We replicate the initial association of ADAM33 genotypes with asthma and asthma with BHR as reported by Van Eerdewegh et al. (6), thereby confirming the importance of ADAM33 in especially asthma with BHR. Not all studies have confirmed association of ADAM33 SNPs and asthma (33, 34), and the studies that do replicate the results often find association with different SNPs or different alleles. There are several explanations for this discrepancy. First, there is variability in the definition of asthma used in the different studies. We defined asthma at age 8 based on at least one episode of wheeze or dyspnea in the last year and/or the use of inhaled steroids. Furthermore, we analyzed asthma in combination with BHR, as linkage became stronger combining asthma and BHR in the initial study by Van Eerdewegh et al. (6). Some studies with negative results analyzed asthma solely based on a doctor’s diagnosis (34, 35). Secondly, a meta-analysis showed that ADAM33 has only a moderate effect on the development of asthma (OR: 1.4 for SNPs known to date) (36). Therefore, as previously suggested (22, 36), it is plausible that even with large datasets the chance of finding associations with such a moderate risk is limited. Thirdly, it may be possible that discrepant results between the studies are caused by differences in environmental factors and population heterogeneity. We show in our study that the effects of ADAM33 polymorphisms on lung function, and BHR in the total population were only present in combination with CSE, suggesting that ADAM33 is a gene that can be influenced by environmental factors. Finally, it is also possible that the associated SNPs are not the causative ones, but in LD with the causative SNPs within ADAM33 or in genes located near ADAM33. This might also explain why different SNPs and alleles are associated in the studies. This phenomenon is also known as loose genotypic replication (37).
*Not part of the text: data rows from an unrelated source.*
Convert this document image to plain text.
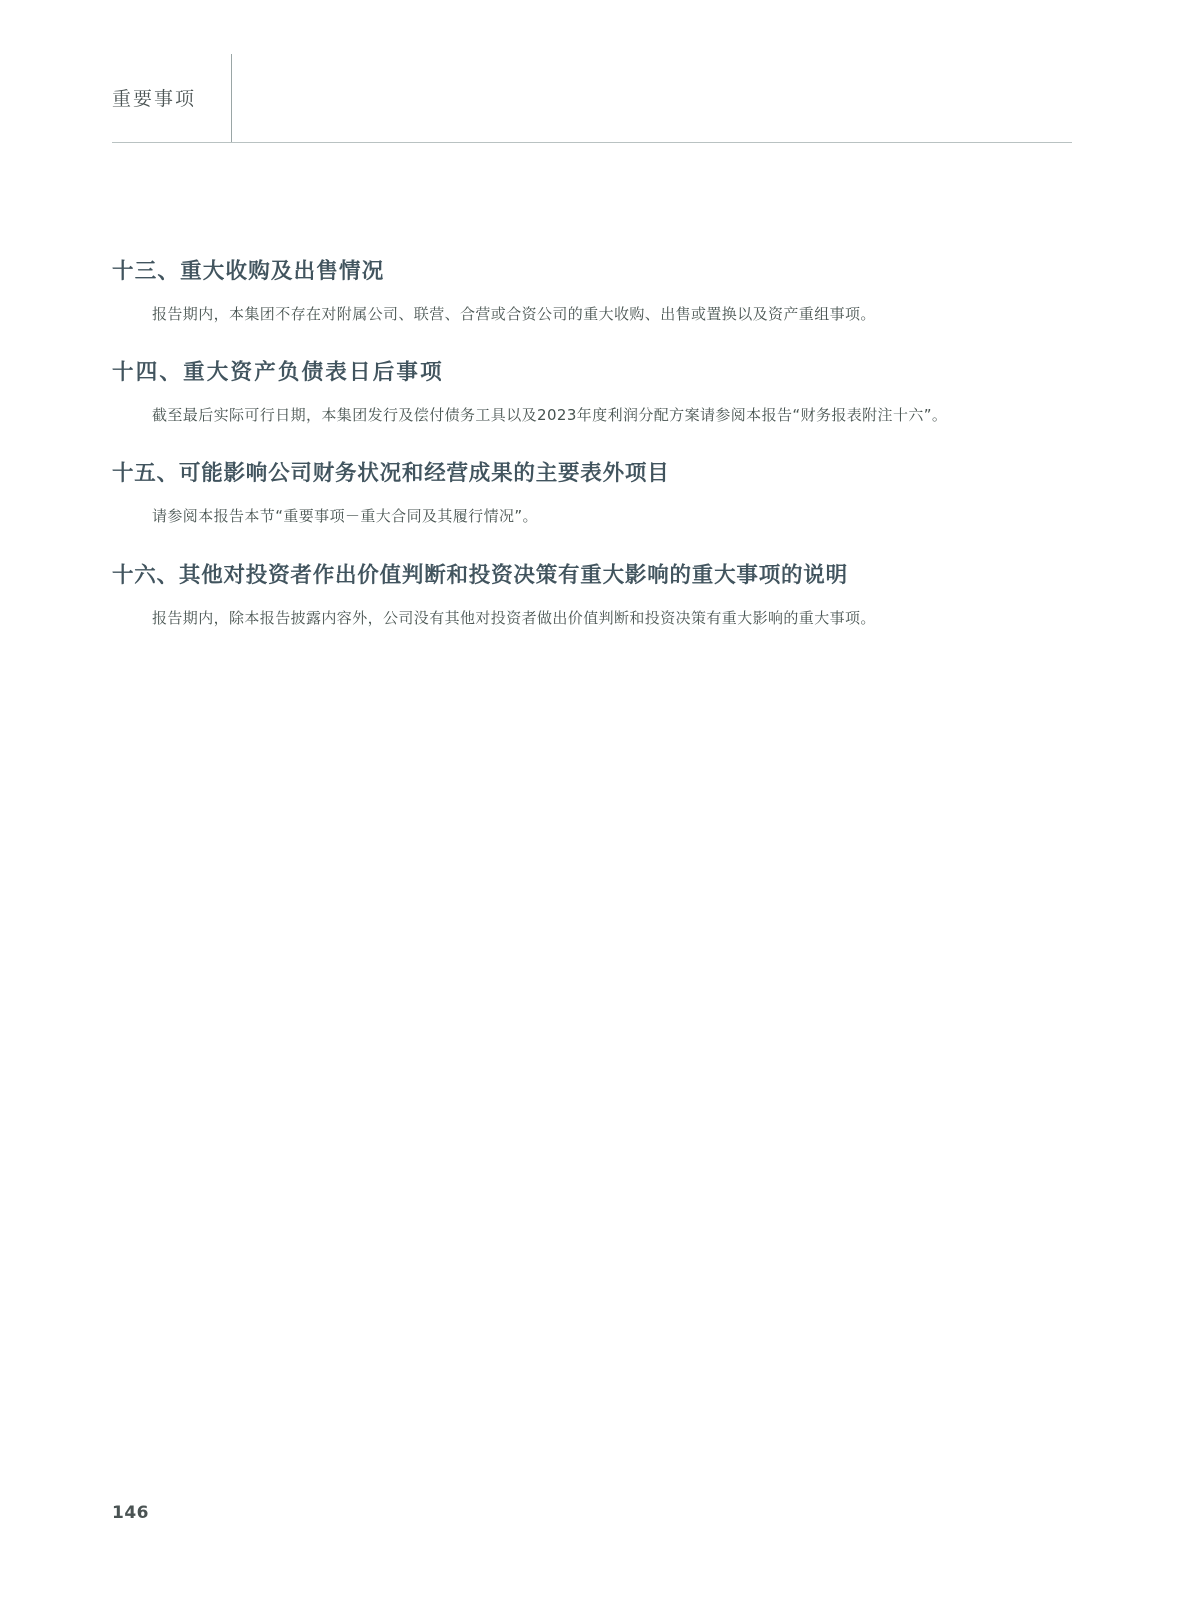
重要事项
十三、重大收购及出售情况

报告期内，本集团不存在对附属公司、联营、合营或合资公司的重大收购、出售或置换以及资产重组事项。

十四、重大资产负债表日后事项

截至最后实际可行日期，本集团发行及偿付债务工具以及2023年度利润分配方案请参阅本报告“财务报表附注十六”。

十五、可能影响公司财务状况和经营成果的主要表外项目

请参阅本报告本节“重要事项－重大合同及其履行情况”。

十六、其他对投资者作出价值判断和投资决策有重大影响的重大事项的说明

报告期内，除本报告披露内容外，公司没有其他对投资者做出价值判断和投资决策有重大影响的重大事项。

146
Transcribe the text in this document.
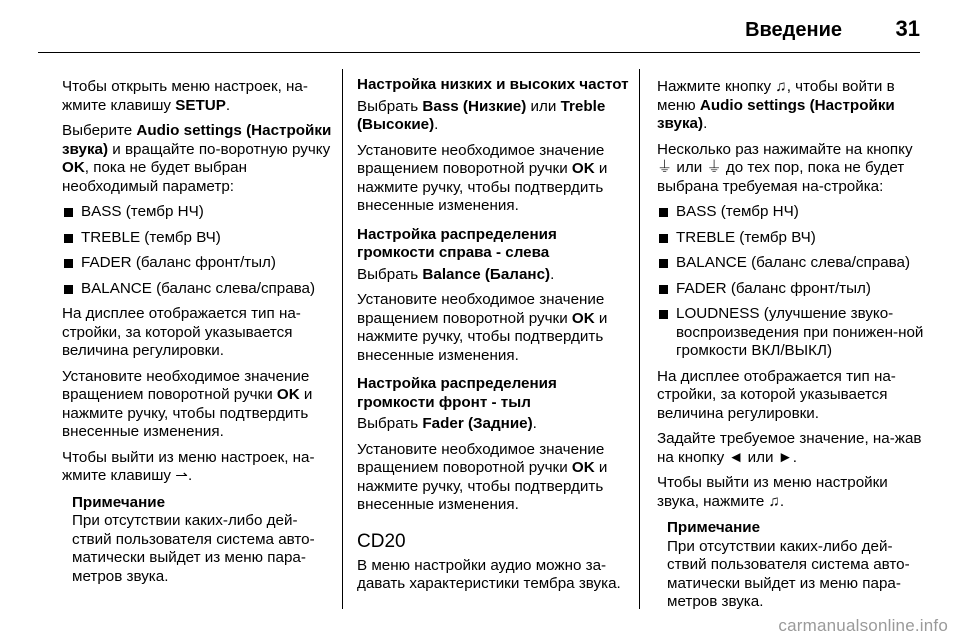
Введение 31

Чтобы открыть меню настроек, на-жмите клавишу SETUP.

Выберите Audio settings (Настройки звука) и вращайте по-воротную ручку OK, пока не будет выбран необходимый параметр:

BASS (тембр НЧ)
TREBLE (тембр ВЧ)
FADER (баланс фронт/тыл)
BALANCE (баланс слева/справа)

На дисплее отображается тип на-стройки, за которой указывается величина регулировки.

Установите необходимое значение вращением поворотной ручки OK и нажмите ручку, чтобы подтвердить внесенные изменения.

Чтобы выйти из меню настроек, на-жмите клавишу ⇀.

Примечание
При отсутствии каких-либо дей-ствий пользователя система авто-матически выйдет из меню пара-метров звука.
Настройка низких и высоких частот

Выбрать Bass (Низкие) или Treble (Высокие).

Установите необходимое значение вращением поворотной ручки OK и нажмите ручку, чтобы подтвердить внесенные изменения.

Настройка распределения громкости справа - слева

Выбрать Balance (Баланс).

Установите необходимое значение вращением поворотной ручки OK и нажмите ручку, чтобы подтвердить внесенные изменения.

Настройка распределения громкости фронт - тыл

Выбрать Fader (Задние).

Установите необходимое значение вращением поворотной ручки OK и нажмите ручку, чтобы подтвердить внесенные изменения.

CD20

В меню настройки аудио можно за-давать характеристики тембра звука.

Нажмите кнопку ♫, чтобы войти в меню Audio settings (Настройки звука).

Несколько раз нажимайте на кнопку ⏚ или ⏚ до тех пор, пока не будет выбрана требуемая на-стройка:

BASS (тембр НЧ)
TREBLE (тембр ВЧ)
BALANCE (баланс слева/справа)
FADER (баланс фронт/тыл)
LOUDNESS (улучшение звуко-воспроизведения при понижен-ной громкости ВКЛ/ВЫКЛ)

На дисплее отображается тип на-стройки, за которой указывается величина регулировки.

Задайте требуемое значение, на-жав на кнопку ◄ или ►.

Чтобы выйти из меню настройки звука, нажмите ♫.

Примечание
При отсутствии каких-либо дей-ствий пользователя система авто-матически выйдет из меню пара-метров звука.
carmanualsonline.info
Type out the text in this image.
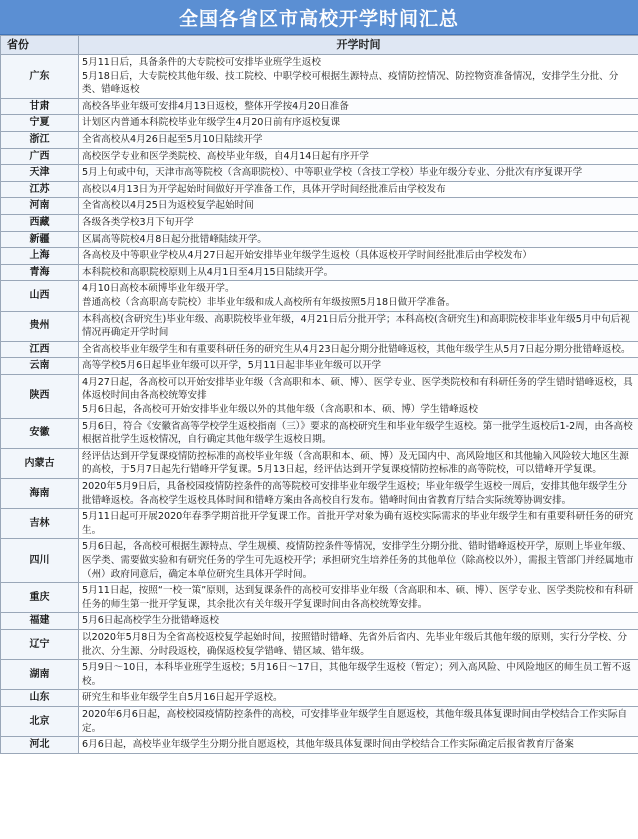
全国各省区市高校开学时间汇总
省份	开学时间
广东	5月11日后，具备条件的大专院校可安排毕业班学生返校
5月18日后，大专院校其他年级、技工院校、中职学校可根据生源特点、疫情防控情况、防控物资准备情况，安排学生分批、分类、错峰返校
甘肃	高校各毕业年级可安排4月13日返校，整体开学按4月20日准备
宁夏	计划区内普通本科院校毕业年级学生4月20日前有序返校复课
浙江	全省高校从4月26日起至5月10日陆续开学
广西	高校医学专业和医学类院校、高校毕业年级，自4月14日起有序开学
天津	5月上旬或中旬，天津市高等院校（含高职院校）、中等职业学校（含技工学校）毕业年级分专业、分批次有序复课开学
江苏	高校以4月13日为开学起始时间做好开学准备工作，具体开学时间经批准后由学校发布
河南	全省高校以4月25日为返校复学起始时间
西藏	各级各类学校3月下旬开学
新疆	区属高等院校4月8日起分批错峰陆续开学。
上海	各高校及中等职业学校从4月27日起开始安排毕业年级学生返校（具体返校开学时间经批准后由学校发布）
青海	本科院校和高职院校原则上从4月1日至4月15日陆续开学。
山西	4月10日高校本硕博毕业年级开学。
普通高校（含高职高专院校）非毕业年级和成人高校所有年级按照5月18日做开学准备。
贵州	本科高校(含研究生)毕业年级、高职院校毕业年级，4月21日后分批开学；本科高校(含研究生)和高职院校非毕业年级5月中旬后视情况再确定开学时间
江西	全省高校毕业年级学生和有重要科研任务的研究生从4月23日起分期分批错峰返校，其他年级学生从5月7日起分期分批错峰返校。
云南	高等学校5月6日起毕业年级可以开学，5月11日起非毕业年级可以开学
陕西	4月27日起，各高校可以开始安排毕业年级（含高职和本、硕、博）、医学专业、医学类院校和有科研任务的学生错时错峰返校，具体返校时间由各高校统筹安排
5月6日起，各高校可开始安排毕业年级以外的其他年级（含高职和本、硕、博）学生错峰返校
安徽	5月6日，符合《安徽省高等学校学生返校指南（三）》要求的高校研究生和毕业年级学生返校。第一批学生返校后1-2周，由各高校根据首批学生返校情况，自行确定其他年级学生返校日期。
内蒙古	经评估达到开学复课疫情防控标准的高校毕业年级（含高职和本、硕、博）及无国内中、高风险地区和其他输入风险较大地区生源的高校，于5月7日起先行错峰开学复课。5月13日起，经评估达到开学复课疫情防控标准的高等院校，可以错峰开学复课。
海南	2020年5月9日后，具备校园疫情防控条件的高等院校可安排毕业年级学生返校；毕业年级学生返校一周后，安排其他年级学生分批错峰返校。各高校学生返校具体时间和错峰方案由各高校自行发布。错峰时间由省教育厅结合实际统筹协调安排。
吉林	5月11日起可开展2020年春季学期首批开学复课工作。首批开学对象为确有返校实际需求的毕业年级学生和有重要科研任务的研究生。
四川	5月6日起，各高校可根据生源特点、学生规模、疫情防控条件等情况，安排学生分期分批、错时错峰返校开学，原则上毕业年级、医学类、需要做实验和有研究任务的学生可先返校开学；承担研究生培养任务的其他单位（除高校以外），需报主管部门并经属地市（州）政府同意后，确定本单位研究生具体开学时间。
重庆	5月11日起，按照“一校一策”原则，达到复课条件的高校可安排毕业年级（含高职和本、硕、博）、医学专业、医学类院校和有科研任务的师生第一批开学复课，其余批次有关年级开学复课时间由各高校统筹安排。
福建	5月6日起高校学生分批错峰返校
辽宁	以2020年5月8日为全省高校返校复学起始时间，按照错时错峰、先省外后省内、先毕业年级后其他年级的原则，实行分学校、分批次、分生源、分时段返校，确保返校复学错峰、错区域、错年级。
湖南	5月9日～10日，本科毕业班学生返校；5月16日～17日，其他年级学生返校（暂定）；列入高风险、中风险地区的师生员工暂不返校。
山东	研究生和毕业年级学生自5月16日起开学返校。
北京	2020年6月6日起，高校校园疫情防控条件的高校，可安排毕业年级学生自愿返校，其他年级具体复课时间由学校结合工作实际自定。
河北	6月6日起，高校毕业年级学生分期分批自愿返校，其他年级具体复课时间由学校结合工作实际确定后报省教育厅备案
This study has some pitfalls, which should be acknowledged. First, our study was based on the selection of SNPs that were previously associated with lung function and asthma. We found strong LD between several genotyped SNPs, so it is plausible that the associations we observed with different SNPs and similar phenotypes is caused by one single SNP that is in strong LD with the other SNPs. Therefore, a full description of ADAM33 in terms of polymorphic variations and LD structure is needed. Secondly, our results did not remain significant after correction for multiple testing. However, as this is a hypothesis testing study and (part of) the results are a replication of previously published data we feel that correction for multiple testing will underestimate the results. Notwithstanding this, we do recognize that our results might be attributable to chance and that other studies have to replicate especially our new findings. Furthermore, as mothers who are smoking during pregnancy are likely to smoke after pregnancy it is difficult to study the independent effect of CSE. However, several studies have shown a strong effect of especially in utero smoke exposure on lung function and asthma development (30–32). In our study, the majority of the children who were exposed in the first year of life (59%) were not exposed during pregnancy. Cigarette smoke exposure in the first year of life only did not show any interaction with ADAM33.
We conclude that ADAM33 genotypes increase the risk to develop asthma and asthma in combination with BHR. Furthermore, we have provided data that need confirmation, but suggest gene–environment interaction of ADAM33 genotypes and in utero CSE with the level of early-life lung function and development of BHR. In combination with data in the literature, our study highlights that it is important to investigate cigarette smoking during pregnancy as a risk factor for early-life lung function and BHR development, in interaction with genetic factors like ADAM33.